I once heard a pastor lament, “My prayer is better than my preaching and my preaching is better than my life.” One of the great challenges of the pulpit is that of preaching beyond our experience. We are the first to feel the sting of the sermon’s reproach. In preaching against the sins of others, we censure ourselves. This is not hypocrisy. Those preach to others must preach to themselves first (Ro. 2:21; 1 Cor. 9:27).

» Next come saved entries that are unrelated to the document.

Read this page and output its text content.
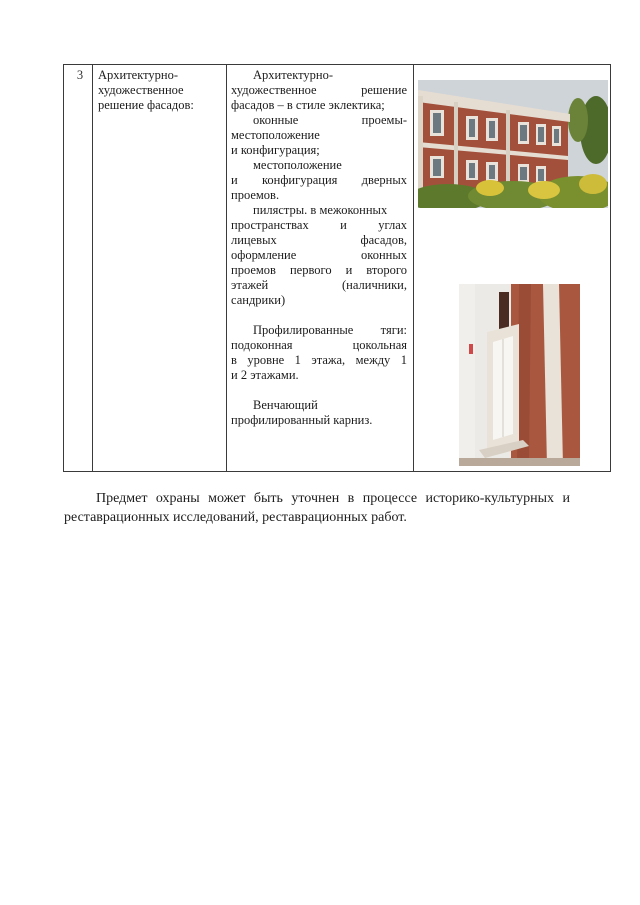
3	Архитектурно-
художественное
решение фасадов:
Архитектурно-
художественное решение
фасадов – в стиле эклектика;
оконные проемы-
местоположение
и конфигурация;
местоположение
и конфигурация дверных
проемов.
пилястры. в межоконных
пространствах и углах
лицевых фасадов,
оформление оконных
проемов первого и второго
этажей (наличники,
сандрики)
Профилированные тяги:
подоконная цокольная
в уровне 1 этажа, между 1
и 2 этажами.
Венчающий
профилированный карниз.
Предмет охраны может быть уточнен в процессе историко-культурных и
реставрационных исследований, реставрационных работ.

Preaching also takes me beyond my own experience because by it I offer hope for those whose sin or suffering may exceed my own. I do not have to have personally experienced all that those who hear me have experienced in order to speak with authority about their situation. I do not need to become an alcoholic to offer hope to the alcoholic or an adulterer to speak with authority to the adulterer. Jesus has already “been tempted in all things as we are, yet without sin” (Heb. 4:15). The word of hope that I have to offer is based on his experience not my own.

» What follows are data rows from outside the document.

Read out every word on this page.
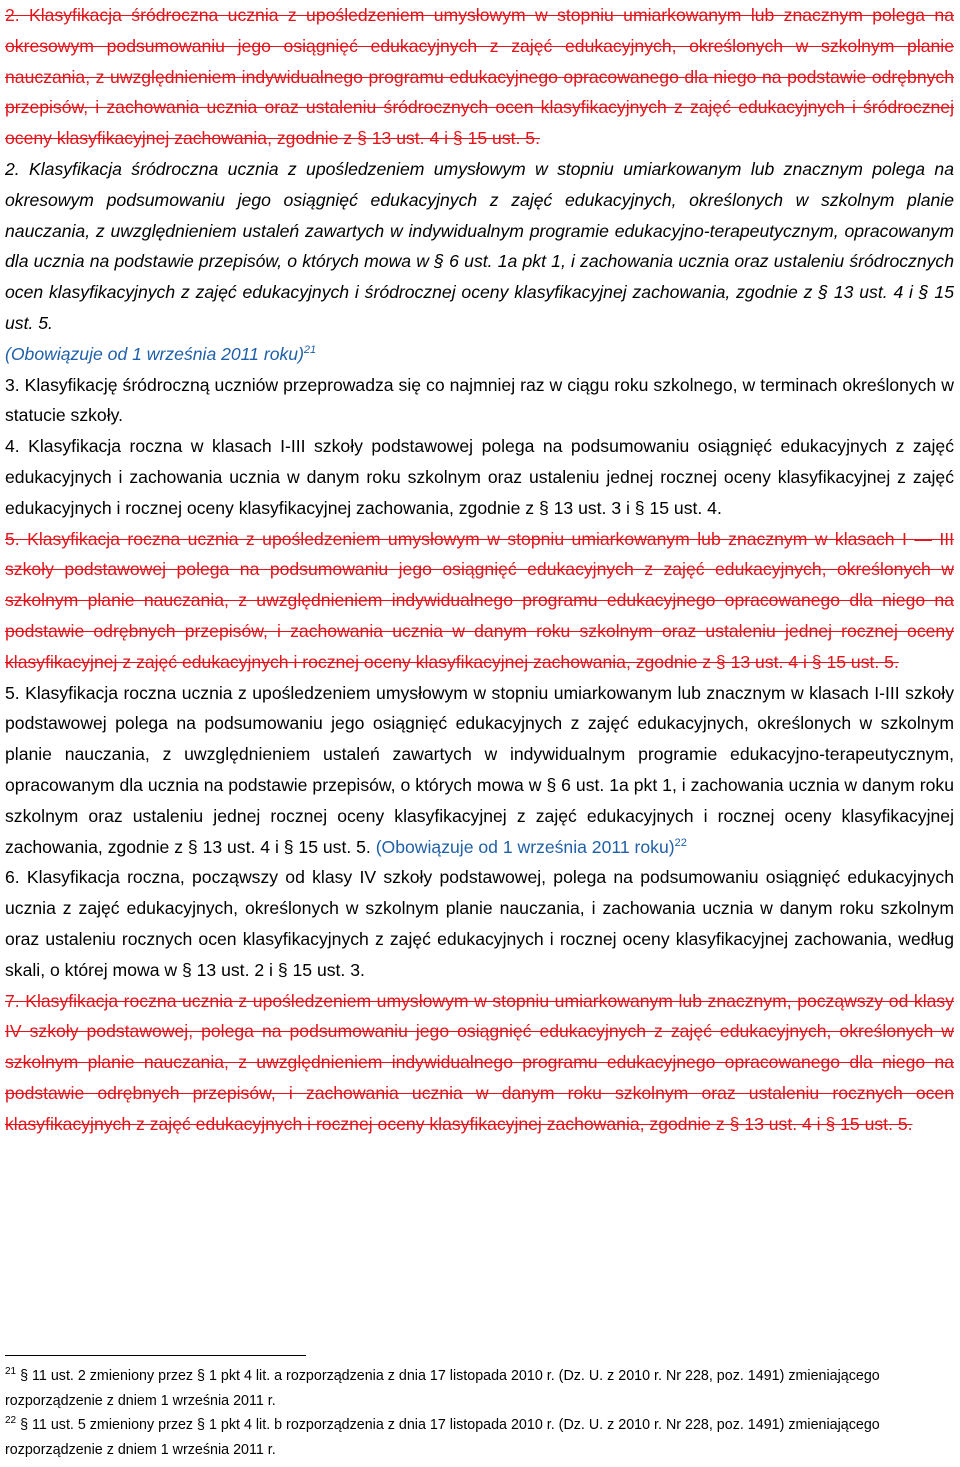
2. Klasyfikacja śródroczna ucznia z upośledzeniem umysłowym w stopniu umiarkowanym lub znacznym polega na okresowym podsumowaniu jego osiągnięć edukacyjnych z zajęć edukacyjnych, określonych w szkolnym planie nauczania, z uwzględnieniem indywidualnego programu edukacyjnego opracowanego dla niego na podstawie odrębnych przepisów, i zachowania ucznia oraz ustaleniu śródrocznych ocen klasyfikacyjnych z zajęć edukacyjnych i śródrocznej oceny klasyfikacyjnej zachowania, zgodnie z § 13 ust. 4 i § 15 ust. 5.

2. Klasyfikacja śródroczna ucznia z upośledzeniem umysłowym w stopniu umiarkowanym lub znacznym polega na okresowym podsumowaniu jego osiągnięć edukacyjnych z zajęć edukacyjnych, określonych w szkolnym planie nauczania, z uwzględnieniem ustaleń zawartych w indywidualnym programie edukacyjno-terapeutycznym, opracowanym dla ucznia na podstawie przepisów, o których mowa w § 6 ust. 1a pkt 1, i zachowania ucznia oraz ustaleniu śródrocznych ocen klasyfikacyjnych z zajęć edukacyjnych i śródrocznej oceny klasyfikacyjnej zachowania, zgodnie z § 13 ust. 4 i § 15 ust. 5.
(Obowiązuje od 1 września 2011 roku)$^{21}$

3. Klasyfikację śródroczną uczniów przeprowadza się co najmniej raz w ciągu roku szkolnego, w terminach określonych w statucie szkoły.

4. Klasyfikacja roczna w klasach I-III szkoły podstawowej polega na podsumowaniu osiągnięć edukacyjnych z zajęć edukacyjnych i zachowania ucznia w danym roku szkolnym oraz ustaleniu jednej rocznej oceny klasyfikacyjnej z zajęć edukacyjnych i rocznej oceny klasyfikacyjnej zachowania, zgodnie z § 13 ust. 3 i § 15 ust. 4.

5. Klasyfikacja roczna ucznia z upośledzeniem umysłowym w stopniu umiarkowanym lub znacznym w klasach I — III szkoły podstawowej polega na podsumowaniu jego osiągnięć edukacyjnych z zajęć edukacyjnych, określonych w szkolnym planie nauczania, z uwzględnieniem indywidualnego programu edukacyjnego opracowanego dla niego na podstawie odrębnych przepisów, i zachowania ucznia w danym roku szkolnym oraz ustaleniu jednej rocznej oceny klasyfikacyjnej z zajęć edukacyjnych i rocznej oceny klasyfikacyjnej zachowania, zgodnie z § 13 ust. 4 i § 15 ust. 5.

5. Klasyfikacja roczna ucznia z upośledzeniem umysłowym w stopniu umiarkowanym lub znacznym w klasach I-III szkoły podstawowej polega na podsumowaniu jego osiągnięć edukacyjnych z zajęć edukacyjnych, określonych w szkolnym planie nauczania, z uwzględnieniem ustaleń zawartych w indywidualnym programie edukacyjno-terapeutycznym, opracowanym dla ucznia na podstawie przepisów, o których mowa w § 6 ust. 1a pkt 1, i zachowania ucznia w danym roku szkolnym oraz ustaleniu jednej rocznej oceny klasyfikacyjnej z zajęć edukacyjnych i rocznej oceny klasyfikacyjnej zachowania, zgodnie z § 13 ust. 4 i § 15 ust. 5. (Obowiązuje od 1 września 2011 roku)$^{22}$

6. Klasyfikacja roczna, począwszy od klasy IV szkoły podstawowej, polega na podsumowaniu osiągnięć edukacyjnych ucznia z zajęć edukacyjnych, określonych w szkolnym planie nauczania, i zachowania ucznia w danym roku szkolnym oraz ustaleniu rocznych ocen klasyfikacyjnych z zajęć edukacyjnych i rocznej oceny klasyfikacyjnej zachowania, według skali, o której mowa w § 13 ust. 2 i § 15 ust. 3.

7. Klasyfikacja roczna ucznia z upośledzeniem umysłowym w stopniu umiarkowanym lub znacznym, począwszy od klasy IV szkoły podstawowej, polega na podsumowaniu jego osiągnięć edukacyjnych z zajęć edukacyjnych, określonych w szkolnym planie nauczania, z uwzględnieniem indywidualnego programu edukacyjnego opracowanego dla niego na podstawie odrębnych przepisów, i zachowania ucznia w danym roku szkolnym oraz ustaleniu rocznych ocen klasyfikacyjnych z zajęć edukacyjnych i rocznej oceny klasyfikacyjnej zachowania, zgodnie z § 13 ust. 4 i § 15 ust. 5.

$^{21}$ § 11 ust. 2 zmieniony przez § 1 pkt 4 lit. a rozporządzenia z dnia 17 listopada 2010 r. (Dz. U. z 2010 r. Nr 228, poz. 1491) zmieniającego rozporządzenie z dniem 1 września 2011 r.

$^{22}$ § 11 ust. 5 zmieniony przez § 1 pkt 4 lit. b rozporządzenia z dnia 17 listopada 2010 r. (Dz. U. z 2010 r. Nr 228, poz. 1491) zmieniającego rozporządzenie z dniem 1 września 2011 r.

One obvious implication of this challenge is that those who preach must do so with humility. We do not speak as those who have mastered all the disciplines of grace. There may be many in the congregation who are further along in their walk with God than we are. But we need to be just as wary of exaggerating our sins for the sake of credibility as we are of exaggerating our victories. We do not preach ourselves but Christ. It is God’s word not our personal experience that is the standard by which others should measure themselves.